I have some data in the following format (either RDD or Spark DataFrame):
from pyspark.sql import SQLContext
sqlContext = SQLContext(sc)
rdd = sc.parallelize([('X01',41,'US',3),
('X01',41,'UK',1),
('X01',41,'CA',2),
('X02',72,'US',4),
('X02',72,'UK',6),
('X02',72,'CA',7),
('X02',72,'XX',8)])
# convert to a Spark DataFrame
schema = StructType([StructField('ID', StringType(), True),
StructField('Age', IntegerType(), True),
StructField('Country', StringType(), True),
StructField('Score', IntegerType(), True)])
df = sqlContext.createDataFrame(rdd, schema)
What I would like to do is to 'reshape' the data, convert certain rows in Country(specifically US, UK and CA) into columns:
ID Age US UK CA
'X01' 41 3 1 2
'X02' 72 4 6 7
Essentially, I need something along the lines of Python's pivot
workflow:
categories = ['US', 'UK', 'CA']
new_df = df[df['Country'].isin(categories)].pivot(index = 'ID',
columns = 'Country',
values = 'Score')
My dataset is rather large so I can't really collect()
and ingest the data into memory to do the reshaping in Python itself. Is there a way to convert Python's .pivot()
into an invokable function while mapping either an RDD or a Spark DataFrame?
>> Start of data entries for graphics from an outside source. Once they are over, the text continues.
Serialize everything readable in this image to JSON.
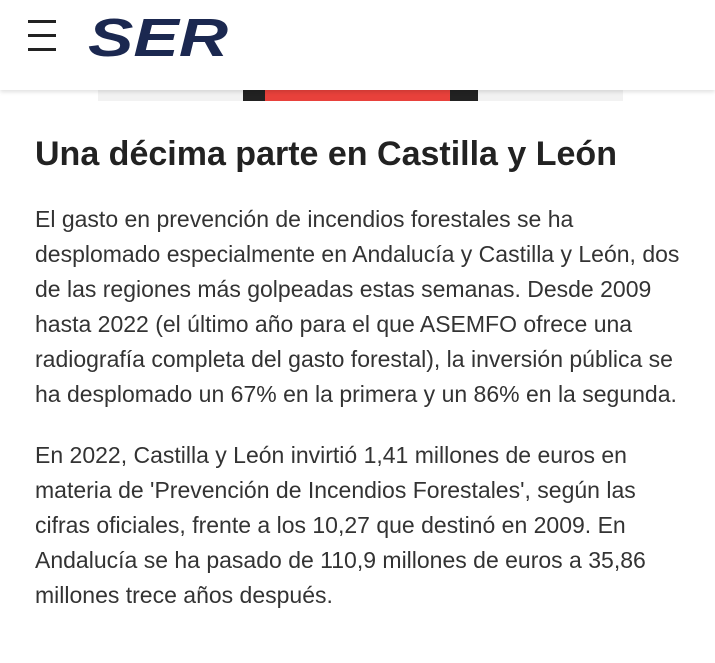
{
  "header": {
    "logo": "SER"
  },
  "article": {
    "heading": "Una décima parte en Castilla y León",
    "paragraphs": [
      "El gasto en prevención de incendios forestales se ha desplomado especialmente en Andalucía y Castilla y León, dos de las regiones más golpeadas estas semanas. Desde 2009 hasta 2022 (el último año para el que ASEMFO ofrece una radiografía completa del gasto forestal), la inversión pública se ha desplomado un 67% en la primera y un 86% en la segunda.",
      "En 2022, Castilla y León invirtió 1,41 millones de euros en materia de 'Prevención de Incendios Forestales', según las cifras oficiales, frente a los 10,27 que destinó en 2009. En Andalucía se ha pasado de 110,9 millones de euros a 35,86 millones trece años después."
    ]
  }
}
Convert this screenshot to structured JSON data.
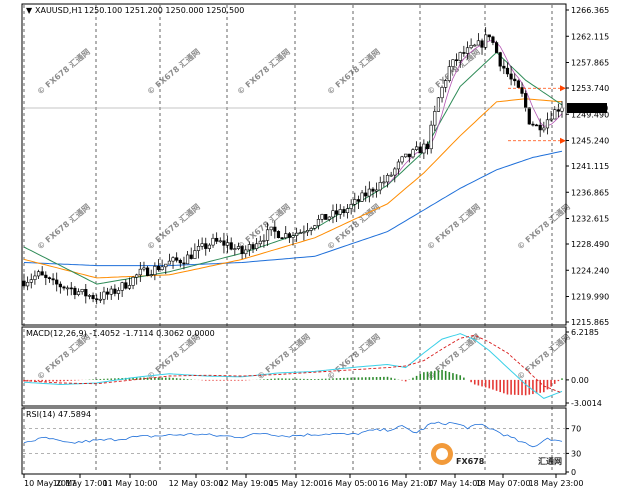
{
  "chart_data": [
    {
      "id": "price",
      "type": "candlestick",
      "header": {
        "symbol": "XAUUSD,H1",
        "ohlc": "1250.100 1251.200 1250.000 1250.500"
      },
      "ylim": [
        1215.865,
        1266.365
      ],
      "y_ticks": [
        "1266.365",
        "1262.115",
        "1257.865",
        "1253.740",
        "1249.490",
        "1245.240",
        "1241.115",
        "1236.865",
        "1232.615",
        "1228.490",
        "1224.240",
        "1219.990",
        "1215.865"
      ],
      "current_price": 1250.5,
      "current_price_label": "1250.500",
      "x_labels": [
        "10 May 2017",
        "10 May 17:00",
        "11 May 10:00",
        "12 May 03:00",
        "12 May 19:00",
        "15 May 12:00",
        "16 May 05:00",
        "16 May 21:00",
        "17 May 14:00",
        "18 May 07:00",
        "18 May 23:00"
      ],
      "anchors_close": [
        [
          0,
          1222.5
        ],
        [
          4,
          1223.5
        ],
        [
          8,
          1222.0
        ],
        [
          12,
          1221.5
        ],
        [
          16,
          1220.5
        ],
        [
          20,
          1219.8
        ],
        [
          24,
          1220.5
        ],
        [
          28,
          1222.0
        ],
        [
          32,
          1223.8
        ],
        [
          36,
          1224.5
        ],
        [
          40,
          1225.5
        ],
        [
          44,
          1226.0
        ],
        [
          48,
          1227.5
        ],
        [
          52,
          1228.8
        ],
        [
          56,
          1228.5
        ],
        [
          60,
          1227.0
        ],
        [
          64,
          1229.0
        ],
        [
          68,
          1230.5
        ],
        [
          72,
          1230.0
        ],
        [
          76,
          1230.5
        ],
        [
          80,
          1232.0
        ],
        [
          84,
          1233.0
        ],
        [
          88,
          1233.8
        ],
        [
          92,
          1235.5
        ],
        [
          96,
          1237.5
        ],
        [
          100,
          1239.0
        ],
        [
          104,
          1242.0
        ],
        [
          108,
          1243.5
        ],
        [
          111,
          1244.5
        ],
        [
          114,
          1252.0
        ],
        [
          117,
          1257.0
        ],
        [
          120,
          1259.0
        ],
        [
          123,
          1260.0
        ],
        [
          126,
          1261.0
        ],
        [
          128,
          1262.5
        ],
        [
          131,
          1258.0
        ],
        [
          134,
          1255.0
        ],
        [
          137,
          1252.5
        ],
        [
          139,
          1248.5
        ],
        [
          141,
          1247.5
        ],
        [
          143,
          1248.0
        ],
        [
          145,
          1249.5
        ],
        [
          147,
          1250.5
        ],
        [
          148,
          1250.5
        ]
      ],
      "ma_fast": [
        [
          0,
          1228.0
        ],
        [
          20,
          1222.0
        ],
        [
          40,
          1224.0
        ],
        [
          60,
          1227.0
        ],
        [
          80,
          1231.0
        ],
        [
          100,
          1238.0
        ],
        [
          110,
          1243.5
        ],
        [
          120,
          1254.0
        ],
        [
          130,
          1259.5
        ],
        [
          138,
          1255.0
        ],
        [
          148,
          1251.0
        ]
      ],
      "ma_mid": [
        [
          0,
          1226.0
        ],
        [
          20,
          1223.0
        ],
        [
          40,
          1223.5
        ],
        [
          60,
          1226.0
        ],
        [
          80,
          1229.5
        ],
        [
          100,
          1235.0
        ],
        [
          110,
          1240.0
        ],
        [
          120,
          1246.0
        ],
        [
          130,
          1251.5
        ],
        [
          138,
          1252.0
        ],
        [
          148,
          1251.5
        ]
      ],
      "ma_slow": [
        [
          0,
          1225.5
        ],
        [
          20,
          1225.0
        ],
        [
          40,
          1225.0
        ],
        [
          60,
          1225.5
        ],
        [
          80,
          1226.5
        ],
        [
          100,
          1230.5
        ],
        [
          110,
          1234.0
        ],
        [
          120,
          1237.5
        ],
        [
          130,
          1240.5
        ],
        [
          140,
          1242.5
        ],
        [
          148,
          1243.5
        ]
      ],
      "horizontal_line": 1250.5,
      "fib_arrows": [
        1253.7,
        1245.2
      ],
      "series_colors": {
        "ma_fast": "#2e8b57",
        "ma_mid": "#ff8c00",
        "ma_slow": "#1e6fd9",
        "fast_overlay": "#b455b4"
      }
    },
    {
      "id": "macd",
      "type": "histogram-line",
      "label": "MACD(12,26,9) -1.4052 -1.7114 0.3062 0.0000",
      "ylim": [
        -3.0014,
        6.2185
      ],
      "y_ticks": [
        "6.2185",
        "0.00",
        "-3.0014"
      ],
      "hist_colors": {
        "positive": "#2e8b2e",
        "negative": "#e53935"
      },
      "macd_anchors": [
        [
          0,
          -0.3
        ],
        [
          10,
          -0.6
        ],
        [
          20,
          -0.4
        ],
        [
          30,
          0.3
        ],
        [
          40,
          0.8
        ],
        [
          50,
          0.5
        ],
        [
          60,
          0.4
        ],
        [
          70,
          0.9
        ],
        [
          80,
          1.1
        ],
        [
          90,
          1.6
        ],
        [
          100,
          2.0
        ],
        [
          105,
          1.6
        ],
        [
          110,
          3.5
        ],
        [
          115,
          5.3
        ],
        [
          120,
          6.0
        ],
        [
          124,
          5.2
        ],
        [
          128,
          3.8
        ],
        [
          133,
          1.6
        ],
        [
          138,
          -0.6
        ],
        [
          143,
          -2.4
        ],
        [
          148,
          -1.5
        ]
      ],
      "signal_anchors": [
        [
          0,
          -0.1
        ],
        [
          10,
          -0.4
        ],
        [
          20,
          -0.5
        ],
        [
          30,
          0.0
        ],
        [
          40,
          0.5
        ],
        [
          50,
          0.6
        ],
        [
          60,
          0.5
        ],
        [
          70,
          0.7
        ],
        [
          80,
          1.0
        ],
        [
          90,
          1.3
        ],
        [
          100,
          1.6
        ],
        [
          105,
          1.8
        ],
        [
          110,
          2.5
        ],
        [
          115,
          4.0
        ],
        [
          120,
          5.4
        ],
        [
          124,
          5.8
        ],
        [
          128,
          4.9
        ],
        [
          133,
          3.5
        ],
        [
          138,
          1.4
        ],
        [
          143,
          -0.8
        ],
        [
          148,
          -1.7
        ]
      ],
      "colors": {
        "macd": "#3ad0e8",
        "signal": "#d81b1b"
      }
    },
    {
      "id": "rsi",
      "type": "line",
      "label": "RSI(14) 47.5894",
      "ylim": [
        0,
        100
      ],
      "y_ticks": [
        "70",
        "30",
        "0"
      ],
      "levels": [
        70,
        30
      ],
      "anchors": [
        [
          0,
          48
        ],
        [
          6,
          55
        ],
        [
          12,
          46
        ],
        [
          18,
          50
        ],
        [
          24,
          52
        ],
        [
          30,
          56
        ],
        [
          36,
          58
        ],
        [
          42,
          60
        ],
        [
          48,
          61
        ],
        [
          54,
          58
        ],
        [
          60,
          57
        ],
        [
          66,
          63
        ],
        [
          72,
          58
        ],
        [
          78,
          60
        ],
        [
          84,
          62
        ],
        [
          90,
          60
        ],
        [
          96,
          67
        ],
        [
          100,
          68
        ],
        [
          104,
          73
        ],
        [
          108,
          63
        ],
        [
          112,
          78
        ],
        [
          118,
          79
        ],
        [
          122,
          72
        ],
        [
          126,
          76
        ],
        [
          130,
          66
        ],
        [
          136,
          50
        ],
        [
          140,
          40
        ],
        [
          144,
          55
        ],
        [
          148,
          47.6
        ]
      ],
      "color": "#1e6fd9"
    }
  ],
  "watermark": {
    "brand": "FX678",
    "cn": "汇通网"
  }
}
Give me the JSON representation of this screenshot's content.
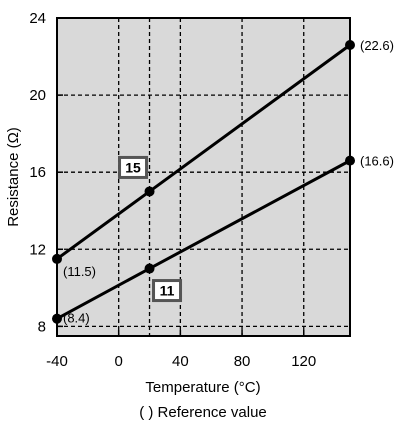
{
  "chart_data": {
    "type": "line",
    "xlabel": "Temperature (°C)",
    "ylabel": "Resistance (Ω)",
    "footnote": "( ) Reference value",
    "xlim": [
      -40,
      150
    ],
    "ylim": [
      7.5,
      24
    ],
    "x_ticks": [
      -40,
      0,
      40,
      80,
      120
    ],
    "x_tick_labels": [
      "-40",
      "0",
      "40",
      "80",
      "120"
    ],
    "y_ticks": [
      8,
      12,
      16,
      20,
      24
    ],
    "y_tick_labels": [
      "8",
      "12",
      "16",
      "20",
      "24"
    ],
    "grid": true,
    "plot_background": "#d9d9d9",
    "series": [
      {
        "points": [
          {
            "x": -40,
            "y": 11.5,
            "label": "(11.5)"
          },
          {
            "x": 20,
            "y": 15,
            "label": "15"
          },
          {
            "x": 150,
            "y": 22.6,
            "label": "(22.6)"
          }
        ]
      },
      {
        "points": [
          {
            "x": -40,
            "y": 8.4,
            "label": "(8.4)"
          },
          {
            "x": 20,
            "y": 11,
            "label": "11"
          },
          {
            "x": 150,
            "y": 16.6,
            "label": "(16.6)"
          }
        ]
      }
    ]
  }
}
Any help would be appreciated!
Since Spark 1.6 you can use pivot
function on GroupedData
and provide aggregate expression.
pivoted = (df
.groupBy("ID", "Age")
.pivot(
"Country",
['US', 'UK', 'CA']) # Optional list of levels
.sum("Score")) # alternatively you can use .agg(expr))
pivoted.show()
## +---+---+---+---+---+
## | ID|Age| US| UK| CA|
## +---+---+---+---+---+
## |X01| 41| 3| 1| 2|
## |X02| 72| 4| 6| 7|
## +---+---+---+---+---+
Levels can be omitted but if provided can both boost performance and serve as an internal filter.
This method is still relatively slow but certainly beats manual passing data manually between JVM and Python.